Start overwriting old data by using a circular buffer. Perhaps not an ideal method since the logical block would become incomplete.
Dump new data when the buffer is full. However, this way the delimiter will never be found, so this choice is obviously not a good option.
Just make the fixed size buffer damn large and assume all incoming logical data blocks is within its bounds...and if it ever fills, just interpret the full buffer as a logical block...
In either case I feel we must assume that the logical blocks will never exceed a certain size...
Any thoughts on this topic? Obviously there must be a way since the higher level languages offer some sort of buffering mechanisms with their readLine() stream methods.
Is there any "best way" to solve this or is there always a tradeoff? I really appreciate all thoughts and ideas on this topic since this question has been haunting me everytime I have needed to write a parser of some sort.
There are normally two techniques for this
1) What I think readline uses - if the buffer fills return the data without the delimiter on the end
2) When the buffer fills, remeber it filled, keep reading until you get the delimiter and report an error (or truncate the record at the buffer size)
Options (2) and (3) are out as you are losing data in both cases.

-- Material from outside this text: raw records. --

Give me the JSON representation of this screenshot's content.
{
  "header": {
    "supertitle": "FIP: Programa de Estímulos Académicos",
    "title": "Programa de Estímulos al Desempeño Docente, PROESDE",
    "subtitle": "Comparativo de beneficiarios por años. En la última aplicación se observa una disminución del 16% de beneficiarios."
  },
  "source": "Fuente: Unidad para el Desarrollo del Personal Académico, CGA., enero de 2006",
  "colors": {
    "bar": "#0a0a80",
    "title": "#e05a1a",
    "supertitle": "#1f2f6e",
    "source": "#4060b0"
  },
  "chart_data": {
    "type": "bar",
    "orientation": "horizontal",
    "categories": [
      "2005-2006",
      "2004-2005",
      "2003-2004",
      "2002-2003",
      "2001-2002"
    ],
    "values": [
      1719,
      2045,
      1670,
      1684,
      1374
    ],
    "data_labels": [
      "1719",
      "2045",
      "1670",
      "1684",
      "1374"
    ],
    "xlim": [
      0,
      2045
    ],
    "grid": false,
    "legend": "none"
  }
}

Option (4) of a huge fixed size buffer would not solve the problem as it is just not possible to know what size is large enough? Is it all the physical memory + swap space + the free space available in all disks everywhere in the known universe?

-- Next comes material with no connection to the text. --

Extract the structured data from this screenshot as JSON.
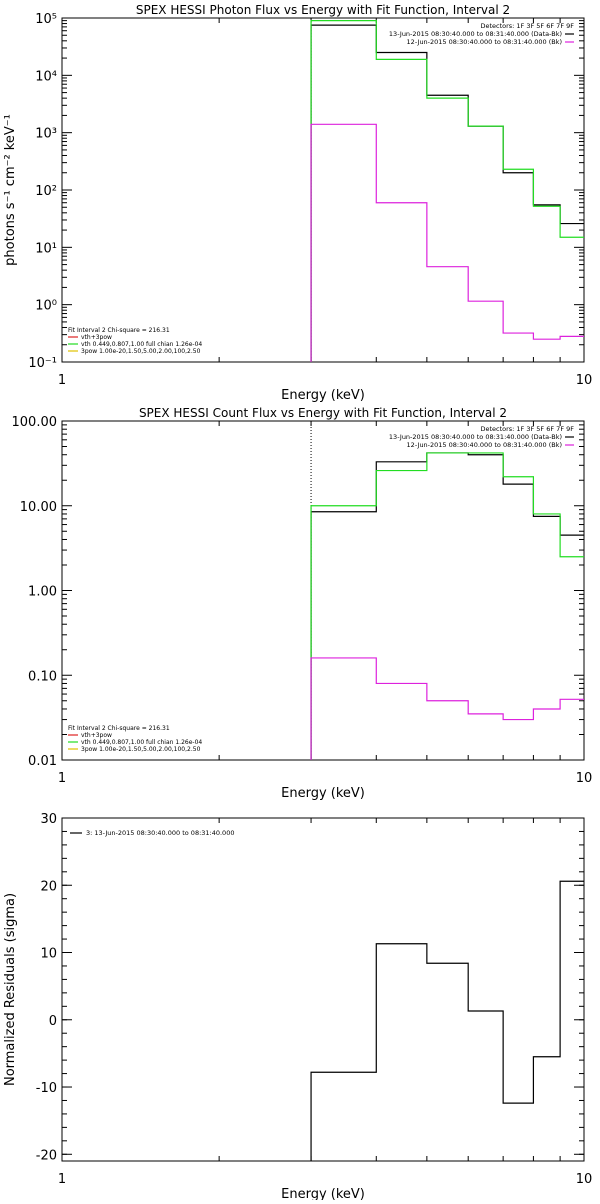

Resizing the buffer looks like the best solution. Say realloc to twice the size and continue writing. There is always a chance of a specially constructed stream like a DoS that tries to bring down the system. My first thought was so set an arbitrarily large size as the max_size for the buffer. However, if we could do that, we could just set that as the size of the large buffer. So, resizing the buffer looks like the best option to me.
If the protocol or you do not define a upper bound for the length of each block then I don't see how you can prevent memory exhaustion edge cases.
Assuming that there is an upper bound using a fixed size block seems like a good approach for reasonably sized limits.
If the limits are high enough that a single fixed buffer will be inefficient then I would suggest using a data structure that is implemented internally as a linked list of fixed size buffers.
Why do you have to wait to start processing?
Generally alternative 4 is sound. It doesn't however, require an "assumption", rather a definition. You simply declare that blocks are smaller than 8K and be done with it. It's not difficult to do.
Further, there's alternative 5: Start processing partial buffers. This works unless you have designed a truly pathological protocol that sends critical data at the very end of the block.
HTML, XML, JSON/YAML, etc., can all be parsed incrementally. You don't require a delimeter to do useful processing.